Bethune smiled and touched his arm, even as Bolitho might have done.
Difficult to accept? It was impossible.
Lieutenant George Avery reined his hired mount to a halt and leaned back in the saddle to admire the view. The house was beautifully designed; magnificent was the only description, he thought, and probably larger than the one where he had spent the night.
It had been a pleasant ride from central London to this place on the bank of the Thames, and it had given him time to think, to prepare for this meeting with his uncle, Lord Sillitoe of Chiswick. He had sensed the jubilant mood of the people all around him, had seen their smiles and waves when he had passed; apparently it was unusual to sight a naval officer on horseback.
But it was more than that, so much more. The impossible had become a fact, and it seemed as if every man and woman in the city was in the streets to make certain that the news was not just another cruel rumour. Napoleon, the tyrant, the oppressor who had sought to enslave a continent, was beaten, a prisoner of the victorious Allies.
This morning she had watched him while he dressed and readied himself for this meeting. He could still feel the power and the passion of their intimacy. Could this relationship, too, be more than a passing dream?

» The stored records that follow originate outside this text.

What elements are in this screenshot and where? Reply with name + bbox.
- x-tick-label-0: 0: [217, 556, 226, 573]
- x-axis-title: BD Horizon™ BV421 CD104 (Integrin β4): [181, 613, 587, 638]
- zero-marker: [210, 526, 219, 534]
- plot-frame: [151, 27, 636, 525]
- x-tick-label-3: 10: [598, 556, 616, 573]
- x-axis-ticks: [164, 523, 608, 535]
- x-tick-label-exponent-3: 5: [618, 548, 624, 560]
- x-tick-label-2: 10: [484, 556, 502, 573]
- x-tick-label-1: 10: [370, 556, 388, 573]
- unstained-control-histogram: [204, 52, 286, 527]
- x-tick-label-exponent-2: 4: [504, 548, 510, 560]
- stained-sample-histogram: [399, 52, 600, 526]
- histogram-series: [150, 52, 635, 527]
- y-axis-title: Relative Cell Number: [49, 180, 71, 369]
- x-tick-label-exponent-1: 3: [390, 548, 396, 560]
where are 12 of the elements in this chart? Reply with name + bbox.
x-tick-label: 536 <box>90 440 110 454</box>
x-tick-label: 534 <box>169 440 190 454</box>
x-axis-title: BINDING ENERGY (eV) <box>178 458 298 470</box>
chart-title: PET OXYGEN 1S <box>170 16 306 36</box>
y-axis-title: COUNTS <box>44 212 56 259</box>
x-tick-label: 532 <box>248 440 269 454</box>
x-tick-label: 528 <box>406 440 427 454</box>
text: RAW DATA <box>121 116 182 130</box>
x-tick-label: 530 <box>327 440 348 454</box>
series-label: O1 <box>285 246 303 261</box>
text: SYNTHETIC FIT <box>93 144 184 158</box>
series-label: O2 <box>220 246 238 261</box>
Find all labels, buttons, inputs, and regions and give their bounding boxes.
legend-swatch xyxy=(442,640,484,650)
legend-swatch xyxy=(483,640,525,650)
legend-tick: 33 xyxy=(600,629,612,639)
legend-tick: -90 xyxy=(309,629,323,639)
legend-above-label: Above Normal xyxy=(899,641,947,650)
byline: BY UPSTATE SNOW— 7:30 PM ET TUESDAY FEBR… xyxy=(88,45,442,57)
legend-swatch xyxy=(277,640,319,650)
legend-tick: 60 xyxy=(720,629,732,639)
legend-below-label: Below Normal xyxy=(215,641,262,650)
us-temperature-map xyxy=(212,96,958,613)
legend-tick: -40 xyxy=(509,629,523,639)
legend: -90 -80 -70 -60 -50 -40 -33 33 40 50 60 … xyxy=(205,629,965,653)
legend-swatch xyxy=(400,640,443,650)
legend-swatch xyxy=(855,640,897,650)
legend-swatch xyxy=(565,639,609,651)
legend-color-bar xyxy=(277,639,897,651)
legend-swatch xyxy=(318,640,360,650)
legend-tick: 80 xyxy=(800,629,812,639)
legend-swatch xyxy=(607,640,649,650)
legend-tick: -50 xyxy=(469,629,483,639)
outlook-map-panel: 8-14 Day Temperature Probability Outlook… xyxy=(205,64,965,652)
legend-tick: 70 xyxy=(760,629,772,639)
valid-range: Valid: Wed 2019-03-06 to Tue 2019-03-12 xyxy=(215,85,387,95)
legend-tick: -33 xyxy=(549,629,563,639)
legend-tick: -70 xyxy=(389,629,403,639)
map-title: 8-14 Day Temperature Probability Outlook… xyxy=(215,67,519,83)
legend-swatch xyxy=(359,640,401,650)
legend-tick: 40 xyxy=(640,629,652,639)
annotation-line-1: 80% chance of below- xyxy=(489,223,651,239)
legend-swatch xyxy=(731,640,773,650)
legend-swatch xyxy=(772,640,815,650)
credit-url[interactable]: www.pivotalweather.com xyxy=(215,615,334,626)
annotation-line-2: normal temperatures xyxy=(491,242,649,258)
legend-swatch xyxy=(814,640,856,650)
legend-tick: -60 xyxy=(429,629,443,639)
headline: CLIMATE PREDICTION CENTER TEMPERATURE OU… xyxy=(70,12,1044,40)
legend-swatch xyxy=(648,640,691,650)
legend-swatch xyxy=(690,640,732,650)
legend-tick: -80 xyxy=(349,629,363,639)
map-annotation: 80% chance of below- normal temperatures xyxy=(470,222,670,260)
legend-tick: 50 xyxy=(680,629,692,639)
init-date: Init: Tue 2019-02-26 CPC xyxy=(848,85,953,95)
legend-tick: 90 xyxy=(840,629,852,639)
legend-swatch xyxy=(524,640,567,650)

He glanced at a church clock. He was five minutes early. His uncle would expect it, even though it was said that he made a deliberate point of being late for his own appointments.
And yet, Avery scarcely knew him. His uncle, Sir Paul Sillitoe as he had been then, had suggested that he should apply for the appointment of flag lieutenant to Sir Richard Bolitho. As the date for that first meeting had drawn near, he had almost withdrawn the application, knowing that it would only end in another disappointment. He had been wounded, and had been a prisoner of war. Upon his exchange, he had been required to face a court-martial for the loss of his ship, even though she had been lost through the captain's recklessness, and his own wound had rendered him helpless and unable to prevent his men striking to a superior enemy.